En plus de la brouille avec le fondateur du parti, le député accuse certains membres du gouvernement d’être à la manœuvre.

Par Cyril Essissima
Finalement, ça ne va pas au sein du Parti camerounais pour la réconciliation nationale (Pcrn). Le sous-préfet de l’arrondissement de Kribi 2 vient de rapporter le récépissé de déclaration de manifestation publique dédiée au congrès ordinaire prévu du 15 au 17 décembre 2023 dans la citée balnéaire du Sud. « Ladite manifestation publique est interdite pour dissensions internes à cette formation politique, susceptibles de troubler gravement l’ordre public », motive l’autorité administrative dans sa décision.
En effet, le président du Pcrn, Cabral Libii, aura peut-être une confrontation le 4 janvier 2024 avec l’un des fondateurs du Pcrn, Robert Kona, qui a saisi le tribunal de première instance du Mayo-Kani à Kaélé (Extrême-Nord) pour demander « l’annulation des résolutions du premier congrès ordinaire du Pcrn », tenu à Guidiguis en mai 2019 et à l’issu duquel Cabral Libii a été porté à la présidence du parti. Sur le fond, Robert Kona fait savoir que le congrès querellé n’en était pas un. Il était question, selon lui, d’une rencontre qui « visait à fixer les modalités de collaboration entre le Pcrn et son invité spécial en la personne de monsieur Cabral Libii ». En plus des travaux qui se sont déroulés « au pas de course », Robert Kona évoque les griefs suivants : « le changement de la nature de la rencontre, le quorum non atteint, l’absence de nombreuses élues à la rencontre… »
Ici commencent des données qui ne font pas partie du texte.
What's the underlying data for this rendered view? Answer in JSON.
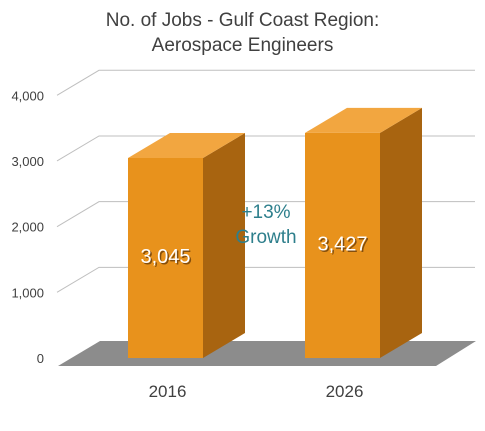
{
  "chart_data": {
    "type": "bar",
    "title_lines": [
      "No. of Jobs - Gulf Coast Region:",
      "Aerospace Engineers"
    ],
    "categories": [
      "2016",
      "2026"
    ],
    "values": [
      3045,
      3427
    ],
    "value_labels": [
      "3,045",
      "3,427"
    ],
    "ytick_values": [
      0,
      1000,
      2000,
      3000,
      4000
    ],
    "ytick_labels": [
      "0",
      "1,000",
      "2,000",
      "3,000",
      "4,000"
    ],
    "ylim": [
      0,
      4000
    ],
    "grid": true,
    "three_d": true,
    "annotation": {
      "line1": "+13%",
      "line2": "Growth"
    },
    "colors": {
      "bar_front": "#E8921C",
      "bar_side": "#A86410",
      "bar_top": "#F2A640",
      "floor": "#8C8C8C",
      "grid": "#BFBFBF",
      "text": "#404040",
      "annotation": "#2E7F8C",
      "value_label": "#ffffff"
    }
  }
}
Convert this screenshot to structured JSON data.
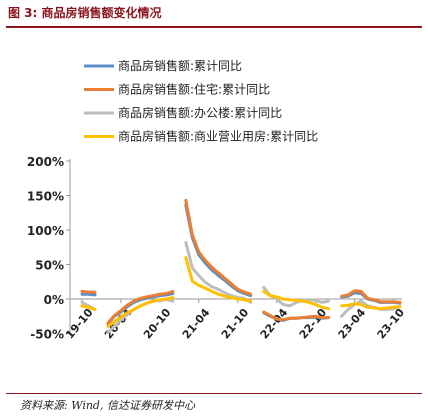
{
  "figure": {
    "title": "图 3:  商品房销售额变化情况",
    "source": "资料来源:  Wind, 信达证券研发中心"
  },
  "chart_data": {
    "type": "line",
    "title": "",
    "xlabel": "",
    "ylabel": "",
    "ylim": [
      -50,
      200
    ],
    "y_ticks": [
      "200%",
      "150%",
      "100%",
      "50%",
      "0%",
      "-50%"
    ],
    "y_tick_values": [
      200,
      150,
      100,
      50,
      0,
      -50
    ],
    "x_ticks": [
      "19-10",
      "20-04",
      "20-10",
      "21-04",
      "21-10",
      "22-04",
      "22-10",
      "23-04",
      "23-10"
    ],
    "x": [
      "19-10",
      "19-11",
      "19-12",
      "20-01",
      "20-02",
      "20-03",
      "20-04",
      "20-05",
      "20-06",
      "20-07",
      "20-08",
      "20-09",
      "20-10",
      "20-11",
      "20-12",
      "21-01",
      "21-02",
      "21-03",
      "21-04",
      "21-05",
      "21-06",
      "21-07",
      "21-08",
      "21-09",
      "21-10",
      "21-11",
      "21-12",
      "22-01",
      "22-02",
      "22-03",
      "22-04",
      "22-05",
      "22-06",
      "22-07",
      "22-08",
      "22-09",
      "22-10",
      "22-11",
      "22-12",
      "23-01",
      "23-02",
      "23-03",
      "23-04",
      "23-05",
      "23-06",
      "23-07",
      "23-08",
      "23-09",
      "23-10",
      "23-11"
    ],
    "series": [
      {
        "name": "商品房销售额:累计同比",
        "color": "#5b8fc9",
        "values": [
          7,
          7,
          6,
          null,
          -36,
          -25,
          -19,
          -11,
          -5,
          -1,
          1,
          3,
          5,
          6,
          8,
          null,
          136,
          89,
          64,
          52,
          42,
          34,
          27,
          19,
          12,
          8,
          5,
          null,
          -20,
          -25,
          -29,
          -31,
          -28,
          -28,
          -27,
          -27,
          -26,
          -28,
          -27,
          null,
          3,
          4,
          9,
          8,
          0,
          -2,
          -5,
          -5,
          -5,
          -6
        ]
      },
      {
        "name": "商品房销售额:住宅:累计同比",
        "color": "#ea7e32",
        "values": [
          11,
          10,
          10,
          null,
          -35,
          -24,
          -17,
          -9,
          -3,
          1,
          3,
          5,
          7,
          8,
          11,
          null,
          143,
          93,
          68,
          56,
          46,
          38,
          30,
          22,
          14,
          10,
          7,
          null,
          -19,
          -24,
          -29,
          -30,
          -28,
          -28,
          -27,
          -26,
          -25,
          -27,
          -27,
          null,
          4,
          6,
          12,
          11,
          1,
          -1,
          -4,
          -4,
          -4,
          -5
        ]
      },
      {
        "name": "商品房销售额:办公楼:累计同比",
        "color": "#bdbdbd",
        "values": [
          -5,
          -10,
          -15,
          null,
          -48,
          -40,
          -30,
          -22,
          -15,
          -10,
          -6,
          -3,
          -2,
          -1,
          -3,
          null,
          82,
          45,
          34,
          24,
          18,
          14,
          9,
          5,
          2,
          1,
          -5,
          null,
          17,
          5,
          0,
          -8,
          -10,
          -5,
          -2,
          -1,
          -2,
          -5,
          -3,
          null,
          -25,
          -15,
          -8,
          -3,
          -10,
          -12,
          -15,
          -15,
          -14,
          -11
        ]
      },
      {
        "name": "商品房销售额:商业营业用房:累计同比",
        "color": "#ffc000",
        "values": [
          -10,
          -12,
          -15,
          null,
          -40,
          -33,
          -26,
          -20,
          -15,
          -10,
          -6,
          -3,
          -1,
          0,
          2,
          null,
          60,
          26,
          20,
          16,
          11,
          7,
          4,
          2,
          0,
          -1,
          -3,
          null,
          11,
          5,
          3,
          0,
          -1,
          -2,
          -3,
          -5,
          -8,
          -12,
          -14,
          null,
          -10,
          -9,
          -7,
          -8,
          -12,
          -13,
          -14,
          -13,
          -12,
          -11
        ]
      }
    ],
    "legend": "top",
    "grid": false
  }
}
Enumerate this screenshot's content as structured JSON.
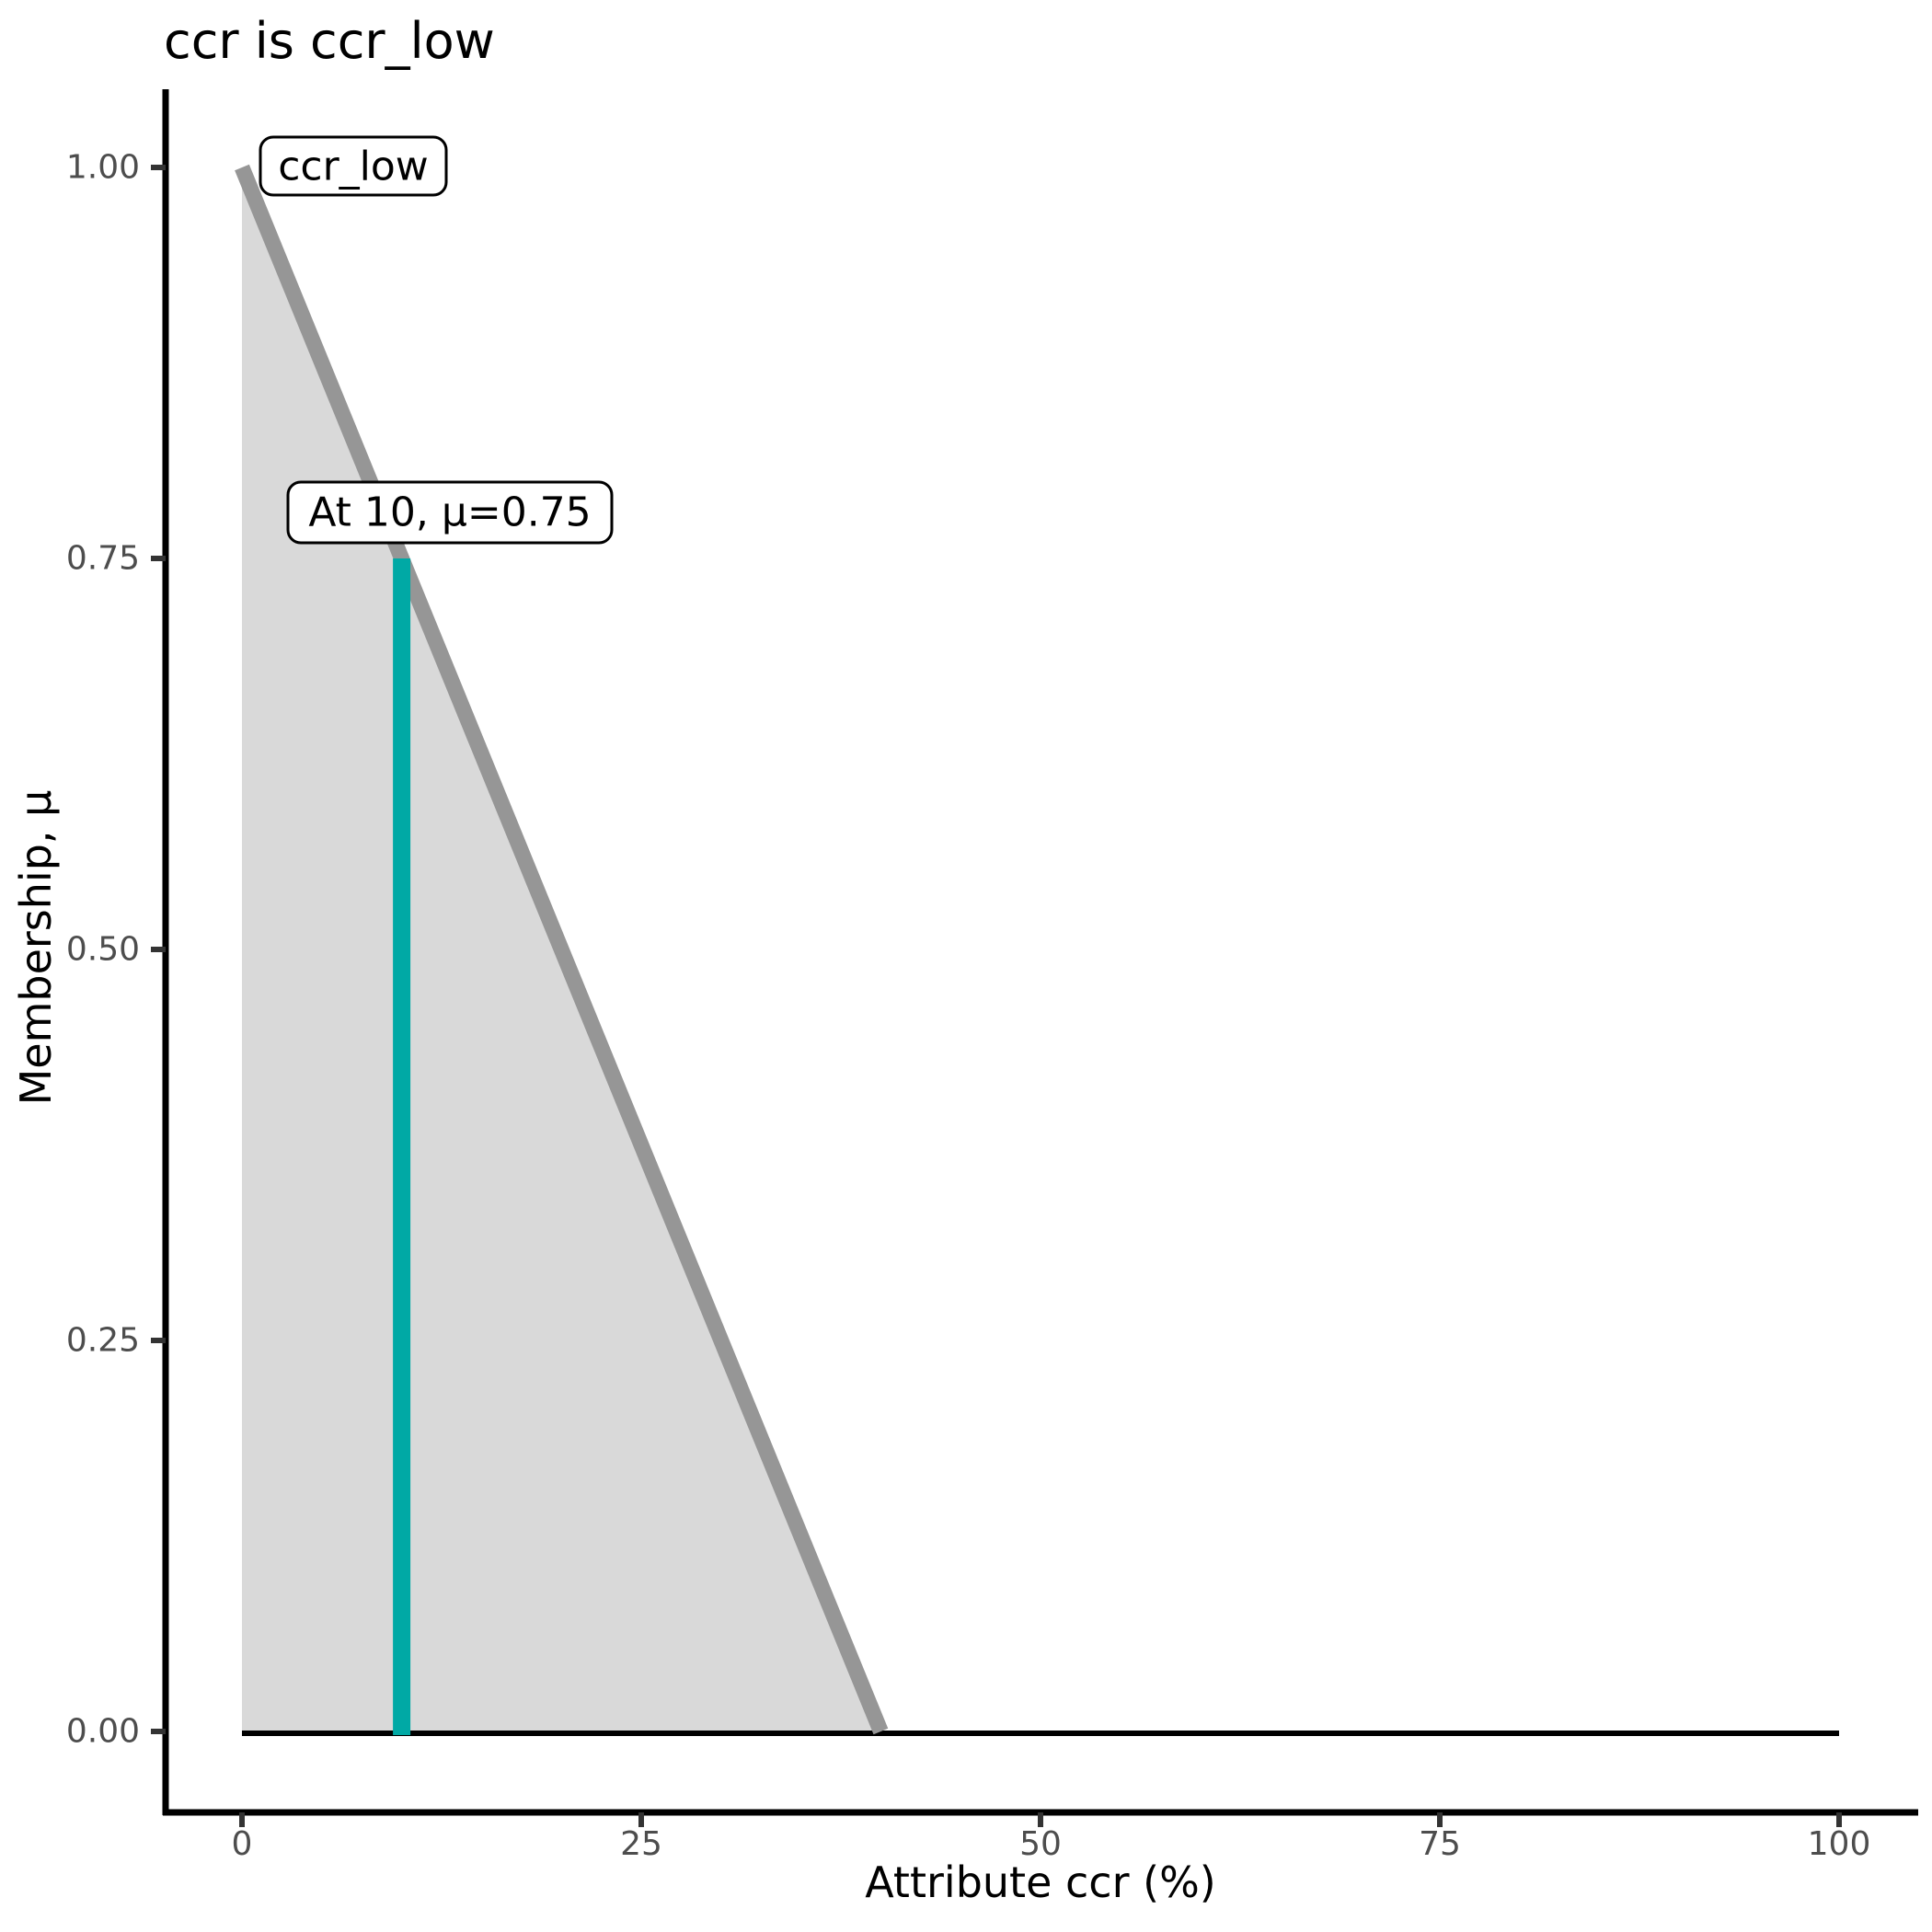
{
  "chart_data": {
    "type": "area",
    "title": "ccr is ccr_low",
    "xlabel": "Attribute ccr (%)",
    "ylabel": "Membership, μ",
    "xlim": [
      0,
      100
    ],
    "ylim": [
      0,
      1
    ],
    "grid": false,
    "legend": "none",
    "x_ticks": [
      {
        "v": 0,
        "label": "0"
      },
      {
        "v": 25,
        "label": "25"
      },
      {
        "v": 50,
        "label": "50"
      },
      {
        "v": 75,
        "label": "75"
      },
      {
        "v": 100,
        "label": "100"
      }
    ],
    "y_ticks": [
      {
        "v": 0.0,
        "label": "0.00"
      },
      {
        "v": 0.25,
        "label": "0.25"
      },
      {
        "v": 0.5,
        "label": "0.50"
      },
      {
        "v": 0.75,
        "label": "0.75"
      },
      {
        "v": 1.0,
        "label": "1.00"
      }
    ],
    "fuzzy_set": {
      "name": "ccr_low",
      "line_points": [
        [
          0,
          1
        ],
        [
          40,
          0
        ]
      ],
      "fill_points": [
        [
          0,
          0
        ],
        [
          0,
          1
        ],
        [
          40,
          0
        ]
      ],
      "fill_color": "#D9D9D9",
      "line_color": "#969696"
    },
    "baseline": {
      "y": 0,
      "x_start": 0,
      "x_end": 100,
      "color": "#000000"
    },
    "highlight": {
      "x": 10,
      "mu": 0.75,
      "color": "#00A9A5",
      "label": "At 10, μ=0.75"
    },
    "set_label": {
      "text": "ccr_low",
      "anchor_x": 0,
      "anchor_y": 1
    },
    "colors": {
      "tick_label": "#4D4D4D",
      "axis_line": "#000000",
      "tick_mark": "#333333",
      "text": "#000000",
      "label_box_fill": "#FFFFFF",
      "label_box_border": "#000000"
    }
  }
}
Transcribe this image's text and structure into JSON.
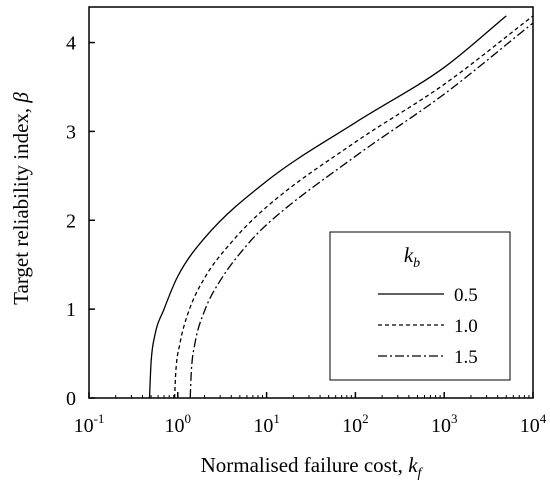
{
  "chart_data": {
    "type": "line",
    "xlabel": "Normalised failure cost, ",
    "xlabel_symbol": "k",
    "xlabel_sub": "f",
    "ylabel": "Target reliability index, ",
    "ylabel_symbol": "β",
    "xscale": "log",
    "xlim": [
      0.1,
      10000
    ],
    "ylim": [
      0,
      4.4
    ],
    "grid": false,
    "x_ticks": [
      {
        "base": "10",
        "exp": "-1"
      },
      {
        "base": "10",
        "exp": "0"
      },
      {
        "base": "10",
        "exp": "1"
      },
      {
        "base": "10",
        "exp": "2"
      },
      {
        "base": "10",
        "exp": "3"
      },
      {
        "base": "10",
        "exp": "4"
      }
    ],
    "y_ticks": [
      "0",
      "1",
      "2",
      "3",
      "4"
    ],
    "legend": {
      "placement": "bottom-right",
      "title_symbol": "k",
      "title_sub": "b"
    },
    "series": [
      {
        "name": "0.5",
        "dash": "solid",
        "points": [
          [
            0.48,
            0
          ],
          [
            0.5,
            0.4
          ],
          [
            0.55,
            0.7
          ],
          [
            0.7,
            1.0
          ],
          [
            1.0,
            1.37
          ],
          [
            2.0,
            1.8
          ],
          [
            10,
            2.44
          ],
          [
            100,
            3.1
          ],
          [
            1000,
            3.72
          ],
          [
            5000,
            4.3
          ]
        ]
      },
      {
        "name": "1.0",
        "dash": "dashed",
        "points": [
          [
            0.92,
            0
          ],
          [
            0.95,
            0.3
          ],
          [
            1.05,
            0.6
          ],
          [
            1.3,
            0.95
          ],
          [
            2.0,
            1.35
          ],
          [
            4.0,
            1.75
          ],
          [
            10,
            2.15
          ],
          [
            100,
            2.88
          ],
          [
            1000,
            3.53
          ],
          [
            10000,
            4.3
          ]
        ]
      },
      {
        "name": "1.5",
        "dash": "dashdot",
        "points": [
          [
            1.38,
            0
          ],
          [
            1.42,
            0.3
          ],
          [
            1.55,
            0.6
          ],
          [
            2.0,
            0.98
          ],
          [
            3.0,
            1.32
          ],
          [
            6.0,
            1.72
          ],
          [
            10,
            1.95
          ],
          [
            100,
            2.72
          ],
          [
            1000,
            3.42
          ],
          [
            10000,
            4.22
          ]
        ]
      }
    ]
  }
}
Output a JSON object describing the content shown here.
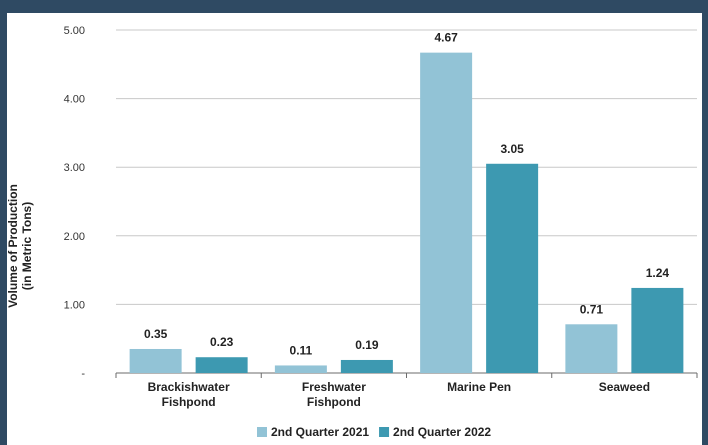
{
  "chart_data": {
    "type": "bar",
    "categories": [
      [
        "Brackishwater",
        "Fishpond"
      ],
      [
        "Freshwater",
        "Fishpond"
      ],
      [
        "Marine Pen"
      ],
      [
        "Seaweed"
      ]
    ],
    "series": [
      {
        "name": "2nd Quarter 2021",
        "values": [
          0.35,
          0.11,
          4.67,
          0.71
        ],
        "labels": [
          "0.35",
          "0.11",
          "4.67",
          "0.71"
        ],
        "color": "#92c3d6"
      },
      {
        "name": "2nd Quarter 2022",
        "values": [
          0.23,
          0.19,
          3.05,
          1.24
        ],
        "labels": [
          "0.23",
          "0.19",
          "3.05",
          "1.24"
        ],
        "color": "#3d99b1"
      }
    ],
    "ylabel": [
      "Volume of Production",
      "(in Metric Tons)"
    ],
    "yticks": [
      {
        "value": 0,
        "label": "-"
      },
      {
        "value": 1,
        "label": "1.00"
      },
      {
        "value": 2,
        "label": "2.00"
      },
      {
        "value": 3,
        "label": "3.00"
      },
      {
        "value": 4,
        "label": "4.00"
      },
      {
        "value": 5,
        "label": "5.00"
      }
    ],
    "ylim": [
      0,
      5
    ],
    "grid": true,
    "legend_position": "bottom"
  },
  "colors": {
    "background_frame": "#2f4a63",
    "gridline": "#c8c8c8",
    "axis": "#6b6b6b"
  }
}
Pourtant, quelques jours plus tôt, Cabral Libii avait nié l’existence d’une brouille.
« Aucun problème entre les pères fondateurs du Pcrn et moi », avait-il affirmé au cours d’une conférence de presse le 15 novembre 2023 à Yaoundé. Aujourd’hui, le retentissement du malaise au sein du Pcrn est tel qu’on ne peut plus l’étouffer. D’ailleurs la porte-parole du président du Pcrn, Anne Féconde Noah, a confirmé l’existence d’un problème. « Papa Kona n’est pas juge. Ce n’est pas à papa Kona de décider de l’illégalité du congrès de Guidiguis. Ce n’est pas non plus au ministre de l’Administration territoriale. L’affaire est déjà en justice », a-t-elle déclaré dimanche 26 novembre au cours d’un débat sur la chaîne Vision4, non sans accuser le régime d’être à la manœuvre pour nuire à l’ascension politique de son leader. Anne Féconde Noah considère la mesure sous-préfectorale comme « une suspension ».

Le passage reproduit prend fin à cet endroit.